Me llamo Francisco García Casas, acabo de cumplir once años y voy a lanzar el penalti más importante de la historia del Soto Alto.

Es sábado por la mañana.

Y hace muchísimo calor.

Coloco el balón justo en el punto de penalti.

Estoy delante del portero.

Le miro fijamente.

Es un chico muy alto y muy rubio con una gorra. Está vestido con un traje de color naranja que yo creo que se puede ver desde varios kilómetros a la redonda.

Él también me mira. Desafiante. Como si me estuviera diciendo: «Tíralo si te atreves».

Y entonces escucho el rugido de la grada.

Hay más de mil personas gritando. Moviendo banderas al viento.

Ha venido casi toda la gente del pueblo.

Y todos están pendientes de mí.

Nunca había venido tanta gente a un partido infantil de la Liga Intercentros.

Pero no es un partido cualquiera.

Es el último partido de la liga.

Y han pasado tantas cosas estas dos últimas semanas, que también han venido periodistas y cámaras de televisión y fotógrafos.

Y ahí estoy yo.

Listo para lanzar el penalti.

Miro al árbitro.

Espero que no le pase nada raro.

Y luego miro a mis compañeros de equipo.

Todos parecen muy nerviosos: se giran hacia otro lado, ninguno se atreve a decirme nada, ni siquiera me miran.

Bueno, ninguno excepto Helena, que me sonríe y me hace un gesto con la cabeza.

A lo mejor es la única que piensa que lo voy a meter.

Este año he fallado cinco penaltis en la liga.
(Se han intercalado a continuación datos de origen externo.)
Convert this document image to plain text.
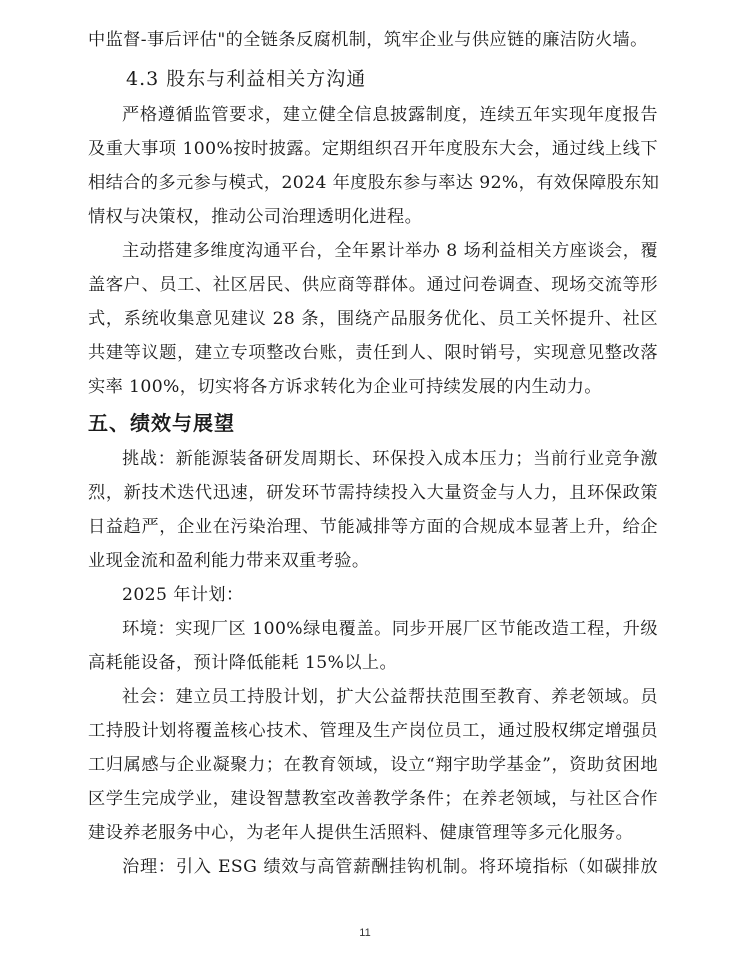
中监督-事后评估"的全链条反腐机制，筑牢企业与供应链的廉洁防火墙。
4.3 股东与利益相关方沟通
严格遵循监管要求，建立健全信息披露制度，连续五年实现年度报告
及重大事项 100%按时披露。定期组织召开年度股东大会，通过线上线下
相结合的多元参与模式，2024 年度股东参与率达 92%，有效保障股东知
情权与决策权，推动公司治理透明化进程。
主动搭建多维度沟通平台，全年累计举办 8 场利益相关方座谈会，覆
盖客户、员工、社区居民、供应商等群体。通过问卷调查、现场交流等形
式，系统收集意见建议 28 条，围绕产品服务优化、员工关怀提升、社区
共建等议题，建立专项整改台账，责任到人、限时销号，实现意见整改落
实率 100%，切实将各方诉求转化为企业可持续发展的内生动力。
五、绩效与展望
挑战：新能源装备研发周期长、环保投入成本压力；当前行业竞争激
烈，新技术迭代迅速，研发环节需持续投入大量资金与人力，且环保政策
日益趋严，企业在污染治理、节能减排等方面的合规成本显著上升，给企
业现金流和盈利能力带来双重考验。
2025 年计划：
环境：实现厂区 100%绿电覆盖。同步开展厂区节能改造工程，升级
高耗能设备，预计降低能耗 15%以上。
社会：建立员工持股计划，扩大公益帮扶范围至教育、养老领域。员
工持股计划将覆盖核心技术、管理及生产岗位员工，通过股权绑定增强员
工归属感与企业凝聚力；在教育领域，设立“翔宇助学基金”，资助贫困地
区学生完成学业，建设智慧教室改善教学条件；在养老领域，与社区合作
建设养老服务中心，为老年人提供生活照料、健康管理等多元化服务。
治理：引入 ESG 绩效与高管薪酬挂钩机制。将环境指标（如碳排放
11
Seguramente es un récord: cinco penaltis fallados.

Aunque ninguno era tan importante como el de hoy.

Yo mismo no estoy seguro de querer tirar este penalti decisivo.

Pero no me queda otra.

Soy el delantero centro.

Tengo que tirarlo.

Y tengo que meterlo.

Para llegar aquí hemos tenido que luchar muchísimo.

Si lo fallo, el equipo perderá algo mucho más importante que un partido.

Podemos desaparecer.

Así dicho, no sé cómo sonará. Pero es la verdad. Si fallo este penalti, es muy probable que el Soto Alto deje de ser un equipo de fútbol para siempre.

Así que más vale que lo meta.

Cruzo una mirada con mi madre, que está en el banquillo.

Ella no es la entrenadora, pero hoy está en el banquillo porque han pasado un montón de cosas muy extrañas antes de llegar hasta aquí.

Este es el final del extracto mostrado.